Сошел Реджеб с поезда и видит: машина из Бузбулака. За рулем видит: тот же Мохсун – он водил единственную в то время машину бузбулакского колхоза. Но когда поехали, видит: Мохсун какой-то не такой – хмурится, помалкивает, на вопросы отвечает нехотя, а то и совсем не отвечает. Реджеб встревожился: или, думает, с матерью что, или с Рузгяр неладно. Спросил про мать – как, мол, она? Ничего, отвечает, здорова. А Рузгяр как? Прекрасно, говорит. Только сказать-то ведь можно по-разному. Вот Реджеба и взяло сомнение – не зря парень мнется. «А ну, говорит, остановись!» Сгреб Мохсуна за шиворот, выволок из кабины: говори, что случилось? Тот испугался, клянется, ничего, мол, такого. «Ей-богу, – говорит, все в порядке. И мать здорова. И Рузгяр. Только ее, – говорит – нет сейчас. Три дня как в Баку уехала».
– Зачем это ей в Баку?
– На совещание поехала.
– Какое еще совещание?!
– Обыкновенное.
– Кто ж ее туда послал?
– А это ты у дружка своего спроси!
– Какой еще дружок?!
– Разве Джумшид тебе не друг?
– Причем здесь Джумшид?!
– А притом, что он теперь председатель!
Но Мохсун главное не сказал. Не сказал, что Рузгяр выдвинули в депутаты. Что в Бузбулаке, на каждом шагу, и в школе, и в клубе, и в чайхане висят ее фотографии. То ли побоялся сказать, то ли от зависти не сказал. Но после этого разговора Реджеб в машину не сел. Пришел он пешком, – уже темно было – и не доходя до деревни, от сторожа, караулившего коровник, узнал, что Рузгяр выдвинули депутатом.
Рассказывают, что, не заходя домой, Реджеб прежде всего посрывал отовсюду плакаты с фотографиями Рузгяр.

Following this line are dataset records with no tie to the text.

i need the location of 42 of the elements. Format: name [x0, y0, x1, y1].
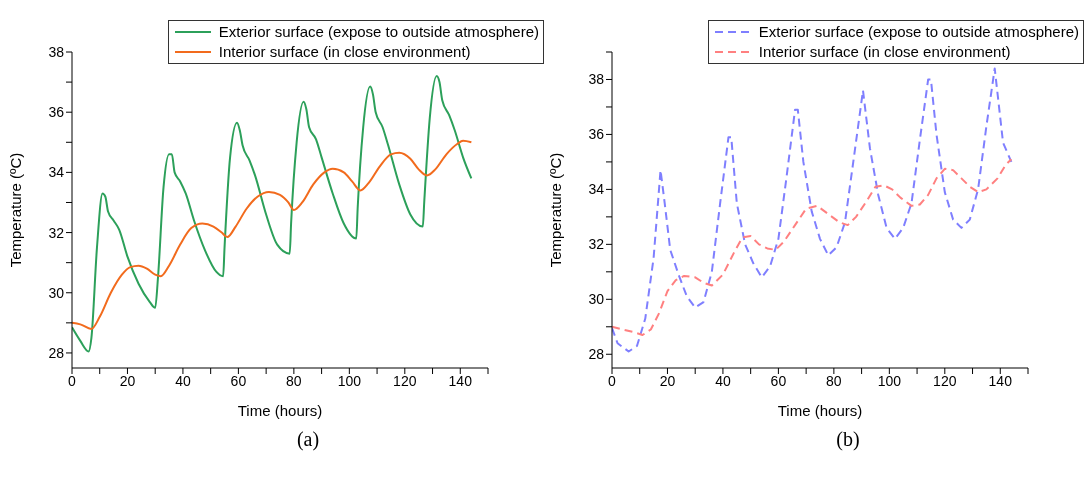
x-tick-label: 40: [715, 372, 731, 389]
x-axis-title: Time (hours): [777, 402, 863, 419]
x-tick-label: 80: [286, 372, 302, 389]
legend-label: Exterior surface (expose to outside atmosphere): [218, 22, 539, 42]
y-tick-label: 38: [588, 71, 605, 88]
y-axis-title: Temperature (ºC): [547, 152, 565, 268]
x-tick-label: 140: [988, 372, 1013, 389]
legend-label: Exterior surface (expose to outside atmosphere): [758, 22, 1079, 42]
line-series: [612, 158, 1013, 337]
legend-label: Interior surface (in close environment): [758, 42, 1011, 62]
x-tick-label: 0: [608, 372, 617, 389]
x-tick-label: 80: [826, 372, 842, 389]
x-tick-label: 0: [68, 372, 77, 389]
x-tick-label: 60: [230, 372, 247, 389]
x-tick-label: 120: [933, 372, 957, 389]
y-tick-label: 38: [48, 43, 65, 60]
x-axis-title: Time (hours): [237, 402, 323, 419]
y-tick-label: 28: [48, 344, 65, 361]
line-series: [72, 75, 473, 353]
y-tick-label: 30: [48, 284, 65, 301]
line-series: [612, 67, 1013, 353]
x-tick-label: 100: [337, 372, 362, 389]
x-tick-label: 140: [448, 372, 473, 389]
y-axis-title: Temperature (ºC): [7, 152, 25, 268]
x-tick-label: 40: [175, 372, 191, 389]
x-tick-label: 120: [393, 372, 417, 389]
y-tick-label: 36: [588, 126, 605, 143]
legend-label: Interior surface (in close environment): [218, 42, 471, 62]
y-tick-label: 28: [588, 346, 605, 363]
y-tick-label: 32: [48, 224, 65, 241]
x-tick-label: 20: [659, 372, 676, 389]
y-tick-label: 32: [588, 236, 605, 253]
text: (a): [295, 428, 321, 451]
text: (b): [835, 428, 861, 451]
y-tick-label: 36: [48, 104, 65, 121]
y-tick-label: 34: [588, 181, 605, 198]
line-series: [72, 139, 473, 330]
x-tick-label: 60: [770, 372, 787, 389]
x-tick-label: 20: [119, 372, 136, 389]
x-tick-label: 100: [877, 372, 902, 389]
y-tick-label: 34: [48, 164, 65, 181]
y-tick-label: 30: [588, 291, 605, 308]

Потом подошел к мечети, чиркая одну спичку за другой, внимательно обследовал стену, где когда-то были стишки про Физзу, и сразу отправился к Джумшиду.
– Такая твоя дружба, подлец?! Я в армии, а невеста моя в Баку по гостиницам трется?!
Надо признать (так по крайней мере утверждают), Джумшид проявил в ту ночь большую выдержку. Он все старался вразумить Реджеба, объяснить, что ничего плохого не случилось. Что как ни высоко было достоинство Рузгяр, сейчас оно в десять раз выше.
– Мы же с тобой пуд соли съели! Пусть она слезами из глаз моих выйдет, если я к твоей невесте без уважения! Это же почет для тебя, что ее депутатом! И пятьдесят рублей на дороге не валяются; зачем их кому-то отдавать – пускай Рузгяр пользуется! А вообще, если хочешь знать, я, можно сказать, и ни при чем. Доярки были нужны. Я троих назвал, они Рузгяр выбрали, виноват я, да?.. Иди, Реджеб. Иди и ложись. Все же нормально, честное слово! Весной поставлю тебя директором фермы. Заживем с тобой!..
Но Реджеб ничего не желал слушать.
– Так, значит? Значит, заживем? Что ж, сволочам неплохо живется!.. Я вот тебя сейчас измордую, сука поганая, а потом живи, если сможешь!..
Джумшид и это стерпел.
– Ладно, – говорит, – мордуй. Только не ори, ради бога. Ночь ведь – детей разбудишь!
– Пошли за мельницу!
Вышли на улицу. Идут, разговаривают… Джумшид все надеялся уломать его, на мировую его склонял, только Реджеб ни в какую. Кончилось тем, что избил он Джумшида до полусмерти, взвалил чуть живого на спину и отнес жене.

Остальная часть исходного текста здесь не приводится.